When I was a kid, I used to love the television reruns of Perry Mason. Watching America’s favorite fictional attorney, I would dream about becoming a trial lawyer myself. And in some ways, I became one as a technology marketer.
You see, making the case for your technology product is not a lot different from being a trial attorney. Good lawyers are excellent communicators. They transform complex cases into riveting storylines that are easy to understand and persuasive for juries to buy into.
Make a clear opening argument
Attorneys have at least one tactic that high-tech companies can learn from. They start with a simple, clear theme in their opening argument. It’s a building block from which they will establish the rest of their case. “He was there on that night and had the motive to steal.” “If the glove doesn’t fit, you must acquit.” To sell your product effectively, you’ll also need a clear theme — one simple idea that asserts why customers need to buy. In trials, they call this an opening argument; in marketing, we call this a “positioning statement.”
Build your case with evidence
Why does a trial with a five-minute opening argument take days or even months to prosecute? The reason: Lots of supporting evidence.
Just like a good trial attorney, you’ll need to pile on evidence after evidence to support the case you’re making for your product. This is especially true if you’re a small technology company that doesn’t yet have the benefit of a major brand behind you.
For one of my own clients, Sepaton, we established their position as the “World’s fastest backup and recovery solution.” Bold claims like this need to be tethered to strong supporting evidence. That’s why Sepaton had pages of case studies, analyst reports and technical white papers to support this simple six-word positioning statement. (Sepaton was acquired by Hitachi).
Many other tech companies make strong opening arguments too. But if you’re out there saying, “We’re the best… the fastest… the safest… the leader of…yada, yada, yada,” it won’t mean a thing if not backed by third-party endorsements, named customers (witnesses!) and measurable benefits.
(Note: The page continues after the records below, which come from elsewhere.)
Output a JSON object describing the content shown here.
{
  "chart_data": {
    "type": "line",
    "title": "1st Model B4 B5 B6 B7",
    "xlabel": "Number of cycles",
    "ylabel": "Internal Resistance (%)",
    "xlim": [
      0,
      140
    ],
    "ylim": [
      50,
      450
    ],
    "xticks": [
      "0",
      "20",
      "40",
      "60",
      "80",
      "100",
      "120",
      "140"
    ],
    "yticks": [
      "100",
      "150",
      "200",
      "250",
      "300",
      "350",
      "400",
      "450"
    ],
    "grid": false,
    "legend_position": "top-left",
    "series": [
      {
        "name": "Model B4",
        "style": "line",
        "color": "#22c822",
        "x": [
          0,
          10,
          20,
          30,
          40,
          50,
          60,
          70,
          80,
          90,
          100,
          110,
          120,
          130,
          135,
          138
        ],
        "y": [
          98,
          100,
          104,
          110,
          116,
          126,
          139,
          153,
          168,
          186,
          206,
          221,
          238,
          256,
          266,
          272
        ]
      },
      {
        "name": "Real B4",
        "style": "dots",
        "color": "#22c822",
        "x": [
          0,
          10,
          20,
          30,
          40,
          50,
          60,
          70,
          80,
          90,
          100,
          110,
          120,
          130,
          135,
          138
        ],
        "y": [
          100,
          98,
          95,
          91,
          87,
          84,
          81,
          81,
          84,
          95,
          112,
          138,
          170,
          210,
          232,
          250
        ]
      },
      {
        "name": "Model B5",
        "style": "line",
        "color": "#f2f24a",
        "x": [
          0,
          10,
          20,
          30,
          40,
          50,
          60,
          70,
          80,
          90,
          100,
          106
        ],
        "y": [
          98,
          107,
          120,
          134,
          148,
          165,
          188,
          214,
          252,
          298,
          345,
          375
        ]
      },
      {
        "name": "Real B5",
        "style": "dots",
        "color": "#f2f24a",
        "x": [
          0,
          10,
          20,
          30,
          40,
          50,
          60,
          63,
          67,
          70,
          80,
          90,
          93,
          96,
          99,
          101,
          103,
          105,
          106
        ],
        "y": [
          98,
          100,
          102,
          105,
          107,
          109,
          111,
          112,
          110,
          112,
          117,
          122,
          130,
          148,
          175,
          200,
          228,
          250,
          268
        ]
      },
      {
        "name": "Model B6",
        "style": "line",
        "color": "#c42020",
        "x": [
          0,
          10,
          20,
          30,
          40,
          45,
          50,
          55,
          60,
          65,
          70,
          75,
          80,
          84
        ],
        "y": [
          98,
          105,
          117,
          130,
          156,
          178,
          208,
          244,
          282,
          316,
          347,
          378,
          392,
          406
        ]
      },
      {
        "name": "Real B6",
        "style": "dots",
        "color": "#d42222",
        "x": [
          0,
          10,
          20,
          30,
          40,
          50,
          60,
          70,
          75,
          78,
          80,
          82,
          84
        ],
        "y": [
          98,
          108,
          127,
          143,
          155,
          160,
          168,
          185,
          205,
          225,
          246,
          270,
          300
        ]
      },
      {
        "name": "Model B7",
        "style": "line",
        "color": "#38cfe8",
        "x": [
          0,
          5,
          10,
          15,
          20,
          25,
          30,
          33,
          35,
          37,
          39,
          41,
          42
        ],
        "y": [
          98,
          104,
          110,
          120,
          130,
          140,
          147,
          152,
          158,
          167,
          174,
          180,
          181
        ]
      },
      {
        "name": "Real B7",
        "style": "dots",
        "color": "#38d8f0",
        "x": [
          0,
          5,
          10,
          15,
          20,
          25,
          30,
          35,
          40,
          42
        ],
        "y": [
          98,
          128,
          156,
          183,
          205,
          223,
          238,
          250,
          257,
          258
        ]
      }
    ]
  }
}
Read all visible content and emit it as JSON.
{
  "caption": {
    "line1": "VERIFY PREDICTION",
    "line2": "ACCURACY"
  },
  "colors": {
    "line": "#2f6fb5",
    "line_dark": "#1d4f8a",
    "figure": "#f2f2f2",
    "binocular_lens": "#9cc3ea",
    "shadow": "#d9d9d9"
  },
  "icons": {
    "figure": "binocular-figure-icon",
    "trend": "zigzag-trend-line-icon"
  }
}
Even Perry Mason lost a case in episode #185 when he didn’t have good evidence to support his client. Okay, he did turn things around after the final commercial break – proving that the client was implicating herself all along. But you get my point.
The main idea here is this: As a small technology company, you probably haven’t got a big enough bullhorn to have more than one good message. So you need one simple, tight positioning statement that you can build your case around. Every piece of content you produce should be to reinforce this opening argument. Every one.